On January 19, 2011, following a series of cyber attacks the preceding week on a number of national emissions registries, in particular those of Austria, the Czech Republic, Estonia, Greece, and Poland, the European Commission suspended transactions in all registries within the European Union's Emission Trading System ("EU ETS").
An estimated €30 million ($41 million) worth of European Union carbon emission allowances, known as EUAs, were stolen in January, when criminals fraudulently transferred around two millions EUAs, which were then swiftly sold on the spot market and dispatched in multiple accounts in several EU jurisdictions. The thefts were apparently the result of computer hacking ("Trojan attacks") and theft of passwords ("phishing"), all facilitated by somewhat light identification requirements for market participants.
A phased resumption of trading on the registries has occurred, allowing countries meeting IT security criteria (similar to those mandated for other sensitive IT systems such as electronic banking) set by the Commission to resume operation, while other countries remain suspended until further notice. As of April 20, 2011, 28 European national registries had resumed normal operations.
In response to the Commission's suspension of transactions in the registries, many stakeholders, such as the European Federation of Energy Traders and the International Emissions Trading Association, requested a complete explanation of what had happened and detailed plans to prevent further circulation of stolen EUAs, together with a list of alleged and confirmed stolen EUAs. In the absence of such list, market participants would be exposed to significant and continuing uncertainty when acquiring EUAs on the spot market.
The Commission's draft communication, entitled "Towards an enhanced market oversight framework for the EU Emissions Trading Scheme," and related discussion papers address approaches to enhance market security.
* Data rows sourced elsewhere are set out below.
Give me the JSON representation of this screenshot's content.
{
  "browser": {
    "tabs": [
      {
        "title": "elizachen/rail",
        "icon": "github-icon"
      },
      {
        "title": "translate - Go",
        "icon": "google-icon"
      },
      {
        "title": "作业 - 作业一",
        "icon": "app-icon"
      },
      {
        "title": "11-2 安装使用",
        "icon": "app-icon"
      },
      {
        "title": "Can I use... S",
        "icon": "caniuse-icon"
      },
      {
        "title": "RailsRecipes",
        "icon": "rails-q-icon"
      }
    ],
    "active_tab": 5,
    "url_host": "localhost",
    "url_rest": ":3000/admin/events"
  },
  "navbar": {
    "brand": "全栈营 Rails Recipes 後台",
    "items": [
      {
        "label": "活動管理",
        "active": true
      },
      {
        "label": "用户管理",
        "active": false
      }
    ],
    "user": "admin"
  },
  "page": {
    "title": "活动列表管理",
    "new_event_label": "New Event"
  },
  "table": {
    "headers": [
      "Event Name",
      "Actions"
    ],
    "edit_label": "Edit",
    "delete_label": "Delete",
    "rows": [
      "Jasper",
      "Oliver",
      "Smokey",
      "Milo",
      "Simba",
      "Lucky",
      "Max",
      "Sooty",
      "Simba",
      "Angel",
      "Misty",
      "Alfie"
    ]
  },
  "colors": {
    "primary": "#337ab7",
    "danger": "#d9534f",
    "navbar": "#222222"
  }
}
On February 23, 2011, the Commission declared that it would propose amendments to Regulation (EC) No. 994/2008, governing the carbon trading registries in the European Union, to respond to the recent thefts, and it held a "stakeholders' meeting" on March 15, 2011 to discuss the matter. The EC has also declared that it is contemplating use of a delivery delay mechanism for the transfer of EUAs, to increase the likelihood of stopping fraudulent transfers before they are completed. These issues will be discussed at the European Climate Change Programme stakeholders' meeting in May 2011.
While a portion of the stolen EUAs have been identified and returned to their legitimate owners, the majority are still missing and probably held by good-faith buyers who acquired them on the spot market. Market participants may well be tempted to carry on with business as usual, acquiring or transferring EUAs, possibly including contested EUAs. However, such activities would raise a risk of loss or liability because, as pointed out by the Commission, the recovery of stolen allowances is a matter of national law and enforceable on a jurisdiction-by-jurisdiction basis. Some EU countries treat the mere selling of stolen allowances as a potential criminal offense.
In addition, the legal remedies and actions available to a good-faith buyer of stolen EUAs in respect of the seller (in particular if such seller also purchased the EUAs in good faith) depend largely on the laws in the relevant jurisdiction. To address the problem of differing legal regimes, some market players are now requesting the establishment of a global compensation mechanism, so that those that purchase stolen EUAs in good faith can return them to the authorities for replacement EUAs or financial compensation. Various legal proceedings are said to have been started in relation to the thefts.
A list of contested EUAs has already been published by some exchanges. Indeed, the recent Intercontinental Exchange ("ICE") Circular No. 11/038 of March 10, 2011 provides for new delivery procedures for EUAs and other carbon credits. Pursuant to this circular, ICE will maintain a list of serial numbers of "prohibited" carbon credits, "which are not acceptable for delivery." Transfer of such prohibited carbon credits will not discharge the transferor of its delivery obligations. The list of prohibited carbon credits, posted on the ICE Futures Europe web site, currently includes about three million EUAs. This blacklisting of allowances, however, raises a number of stakeholder concerns, including the need to define how allowances will be deemed to have been stolen and determining who should be liable for losses incurred due to erroneous or falsified disclosure of contested serial numbers.
Certain trading associations, including the International Swap and Derivatives Association, the European Federation of Energy Traders, and the International Emissions Trading Association, also plan to combine and harmonize their efforts to address the risks associated with stolen allowances by amending their standard form emissions trading documentation. These, and the other efforts described above, will bear watching.